Herbert Cooray died in 2008 and Cooray and her brother Hiran split duties and restructured the company, with Cooray becoming chairman of Jetwing Hotels and Jetwing Travel, responsible for inbound and outbound travel, the airline representation division and the different niche travel divisions.


However, it seems the demands of driving a successful career as a woman are the same the world over.


She describes the biggest challenges faced by Sri Lankan women as “the perceptions about women, social bias and the general acceptance in society that business is a male domain, while taking care of the household and family is female.”

Sundown at Jetwing Vil Uyana, Sigiriya.


However, this hasn’t stopped her. Along with rising to director level at J Walter Thompson and developing Jetwing with her brother, career highlights have included being invited to join the board of Commercial Bank, Sri Lanka’s premier private bank, as well as joining the boards at Allianz Insurance, Capital Alliance investment bank and Ceylon Tea Brokers. “These positions have broadened by knowledge and I’ve appreciated and enjoyed the opportunities,” she says.


Having ridden out civil war and natural disasters including the 2004 tsunami, the business has received another jolt from the pandemic.


“It’s been a very challenging time,” Cooray admits. “As our revenues were almost zero, we had to reduce our expenses, taking salary cuts and reluctantly letting go of contract associates and engaging with the domestic travel market.”


However, the situation is beginning to look up and Sri Lanka recently reopened its borders to international tourists.


“Sri Lanka has so much to offer as a destination,” she says. “We have the beaches of course, and adventures with the sea such as surfing, diving, snorkelling, whale and dolphin watching… And then there’s the wildlife parks with elephants, bears, leopards and birds.
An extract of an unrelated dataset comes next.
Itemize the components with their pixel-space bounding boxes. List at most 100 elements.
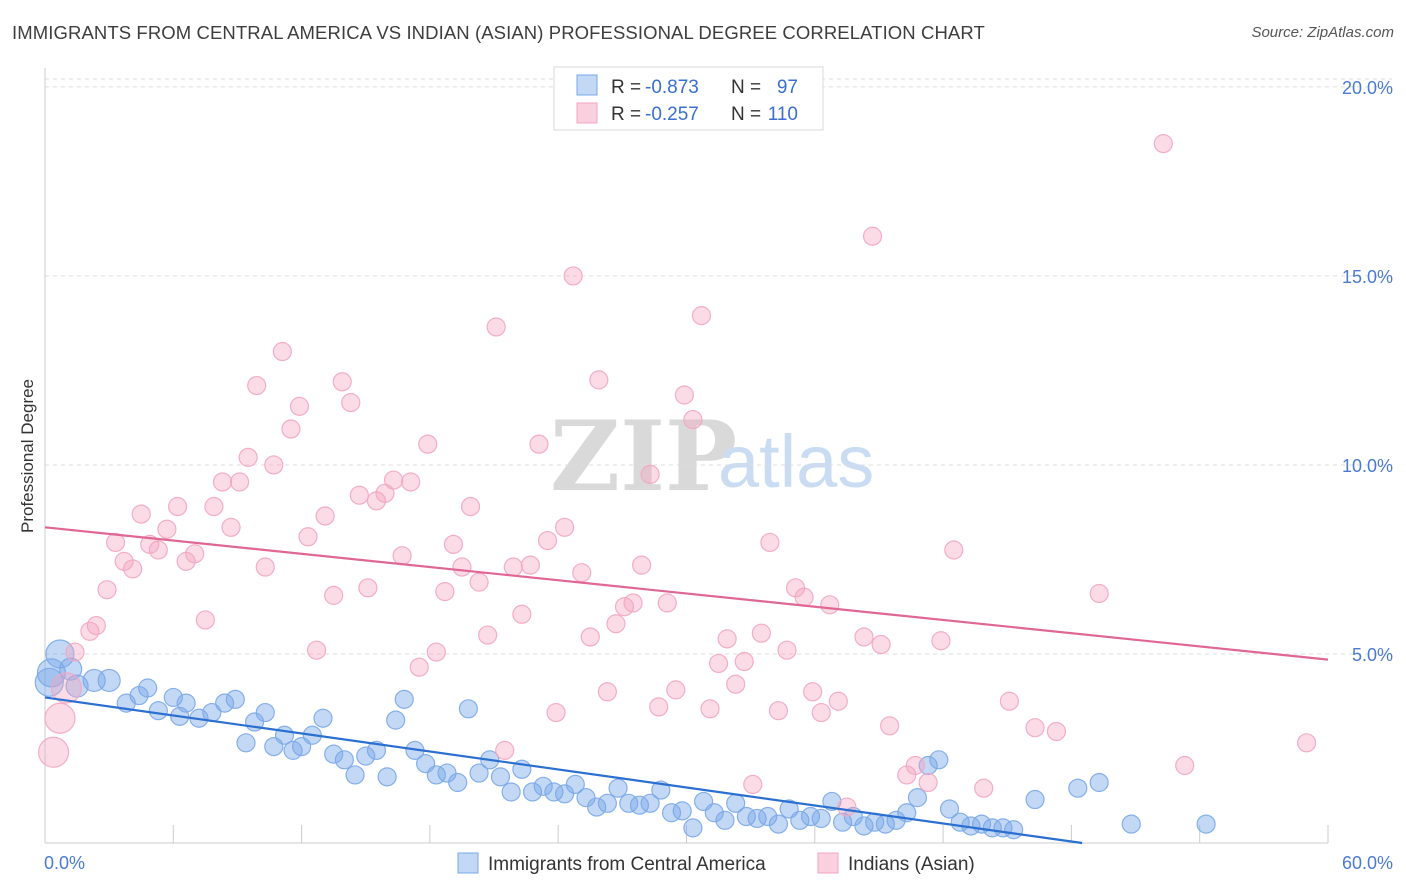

There’s the rainforest and the beautiful hill country with a cooler climate and the tea plantations and waterfalls. Then there’s our 2,500 year history and culture with yoga, meditation and wellness heritage."
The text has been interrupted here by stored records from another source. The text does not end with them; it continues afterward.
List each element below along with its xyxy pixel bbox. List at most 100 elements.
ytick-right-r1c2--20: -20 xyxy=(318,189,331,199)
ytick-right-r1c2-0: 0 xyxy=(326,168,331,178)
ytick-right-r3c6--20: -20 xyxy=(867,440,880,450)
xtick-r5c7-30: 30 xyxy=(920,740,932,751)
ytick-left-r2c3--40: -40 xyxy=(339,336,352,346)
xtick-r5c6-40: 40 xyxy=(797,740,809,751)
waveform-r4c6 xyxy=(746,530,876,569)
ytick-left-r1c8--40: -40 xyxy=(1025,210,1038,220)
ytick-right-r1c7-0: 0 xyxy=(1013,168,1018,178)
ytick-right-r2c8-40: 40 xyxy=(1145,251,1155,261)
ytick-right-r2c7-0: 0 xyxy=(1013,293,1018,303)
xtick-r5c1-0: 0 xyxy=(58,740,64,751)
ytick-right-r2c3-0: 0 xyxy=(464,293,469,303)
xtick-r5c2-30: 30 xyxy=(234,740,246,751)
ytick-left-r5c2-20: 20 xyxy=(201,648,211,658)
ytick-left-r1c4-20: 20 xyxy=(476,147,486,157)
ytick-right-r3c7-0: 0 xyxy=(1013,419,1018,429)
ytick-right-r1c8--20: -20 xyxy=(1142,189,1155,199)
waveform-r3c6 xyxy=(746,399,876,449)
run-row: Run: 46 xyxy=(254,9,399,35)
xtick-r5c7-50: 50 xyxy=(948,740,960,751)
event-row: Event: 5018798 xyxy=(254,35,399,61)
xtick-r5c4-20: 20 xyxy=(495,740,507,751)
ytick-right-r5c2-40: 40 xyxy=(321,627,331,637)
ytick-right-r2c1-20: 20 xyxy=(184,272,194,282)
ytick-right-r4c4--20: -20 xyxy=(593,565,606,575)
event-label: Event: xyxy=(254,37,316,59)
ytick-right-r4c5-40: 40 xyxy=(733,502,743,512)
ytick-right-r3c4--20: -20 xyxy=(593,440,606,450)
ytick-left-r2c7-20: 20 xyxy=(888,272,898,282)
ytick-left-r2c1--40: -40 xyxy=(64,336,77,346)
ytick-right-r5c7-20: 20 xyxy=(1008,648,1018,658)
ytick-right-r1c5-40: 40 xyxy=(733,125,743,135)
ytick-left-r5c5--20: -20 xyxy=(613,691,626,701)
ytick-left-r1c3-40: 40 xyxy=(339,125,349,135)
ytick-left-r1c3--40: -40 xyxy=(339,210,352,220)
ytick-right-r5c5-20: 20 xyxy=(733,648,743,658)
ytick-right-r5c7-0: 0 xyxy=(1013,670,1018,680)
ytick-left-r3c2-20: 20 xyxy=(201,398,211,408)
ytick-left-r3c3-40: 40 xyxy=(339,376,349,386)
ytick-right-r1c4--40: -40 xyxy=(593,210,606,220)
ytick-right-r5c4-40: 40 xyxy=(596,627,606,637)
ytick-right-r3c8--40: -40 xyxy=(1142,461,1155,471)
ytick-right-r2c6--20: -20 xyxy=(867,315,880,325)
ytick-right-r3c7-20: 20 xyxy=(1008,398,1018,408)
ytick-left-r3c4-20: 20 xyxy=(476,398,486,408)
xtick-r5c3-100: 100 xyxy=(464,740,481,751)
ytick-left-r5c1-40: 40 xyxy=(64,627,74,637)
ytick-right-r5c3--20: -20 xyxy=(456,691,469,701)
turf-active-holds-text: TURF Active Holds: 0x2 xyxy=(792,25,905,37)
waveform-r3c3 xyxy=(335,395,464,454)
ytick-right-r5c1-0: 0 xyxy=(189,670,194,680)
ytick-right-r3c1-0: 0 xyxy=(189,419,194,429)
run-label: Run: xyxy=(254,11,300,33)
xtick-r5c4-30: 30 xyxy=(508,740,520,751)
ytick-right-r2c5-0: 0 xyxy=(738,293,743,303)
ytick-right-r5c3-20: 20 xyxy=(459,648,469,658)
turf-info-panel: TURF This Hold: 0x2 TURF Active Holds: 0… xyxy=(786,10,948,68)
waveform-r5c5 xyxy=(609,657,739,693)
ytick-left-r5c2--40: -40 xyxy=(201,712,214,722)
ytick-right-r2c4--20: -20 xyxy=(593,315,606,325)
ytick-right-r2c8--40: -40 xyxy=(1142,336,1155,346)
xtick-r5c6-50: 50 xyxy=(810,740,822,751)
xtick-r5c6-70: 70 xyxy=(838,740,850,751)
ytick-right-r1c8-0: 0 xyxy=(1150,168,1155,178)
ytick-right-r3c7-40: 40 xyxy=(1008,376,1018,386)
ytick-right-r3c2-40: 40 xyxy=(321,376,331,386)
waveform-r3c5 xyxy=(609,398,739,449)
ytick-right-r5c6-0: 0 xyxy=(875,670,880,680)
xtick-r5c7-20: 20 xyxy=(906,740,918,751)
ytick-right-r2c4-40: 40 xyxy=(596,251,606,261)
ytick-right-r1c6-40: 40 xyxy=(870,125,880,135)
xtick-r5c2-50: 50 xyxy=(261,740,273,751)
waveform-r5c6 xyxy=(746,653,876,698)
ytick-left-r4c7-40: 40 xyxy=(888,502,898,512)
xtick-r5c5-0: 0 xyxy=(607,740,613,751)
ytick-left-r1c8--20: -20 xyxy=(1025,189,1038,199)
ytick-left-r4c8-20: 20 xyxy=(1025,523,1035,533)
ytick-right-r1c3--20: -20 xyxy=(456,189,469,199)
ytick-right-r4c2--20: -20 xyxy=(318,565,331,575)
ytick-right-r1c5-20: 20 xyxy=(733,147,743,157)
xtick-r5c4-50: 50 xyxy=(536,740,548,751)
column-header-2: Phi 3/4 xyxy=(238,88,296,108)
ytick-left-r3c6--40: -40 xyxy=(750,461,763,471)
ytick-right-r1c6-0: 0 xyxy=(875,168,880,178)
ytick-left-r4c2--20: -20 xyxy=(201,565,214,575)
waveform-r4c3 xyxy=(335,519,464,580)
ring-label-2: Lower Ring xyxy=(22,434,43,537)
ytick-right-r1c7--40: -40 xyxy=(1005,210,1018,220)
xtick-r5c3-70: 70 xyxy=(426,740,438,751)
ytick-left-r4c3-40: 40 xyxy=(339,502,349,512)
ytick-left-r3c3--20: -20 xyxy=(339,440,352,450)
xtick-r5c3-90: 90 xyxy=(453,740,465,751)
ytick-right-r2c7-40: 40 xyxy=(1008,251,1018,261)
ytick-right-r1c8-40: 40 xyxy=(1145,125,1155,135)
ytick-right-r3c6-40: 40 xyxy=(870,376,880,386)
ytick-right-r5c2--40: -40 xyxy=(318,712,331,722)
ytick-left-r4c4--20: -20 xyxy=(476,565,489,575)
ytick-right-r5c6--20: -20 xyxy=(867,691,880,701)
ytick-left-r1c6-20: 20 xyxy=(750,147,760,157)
So where will Cooray be heading now restrictions are lifted?


“Sri Lanka is now out of lockdown and there are no internal travel restrictions so I’ve been able to begin heading to different parts of the country, such as Yala Wildlife Park, Galle, hill country… Jetwing has properties in all of these locations but I did take the opportunity to experience some of the other wonderful accommodation options Sri Lanka has to offer the world. And of course our amazing, hospitable people.”


Which is perhaps just what Herbert Cooray was hoping to channel as he stood dreaming on Negombo beach.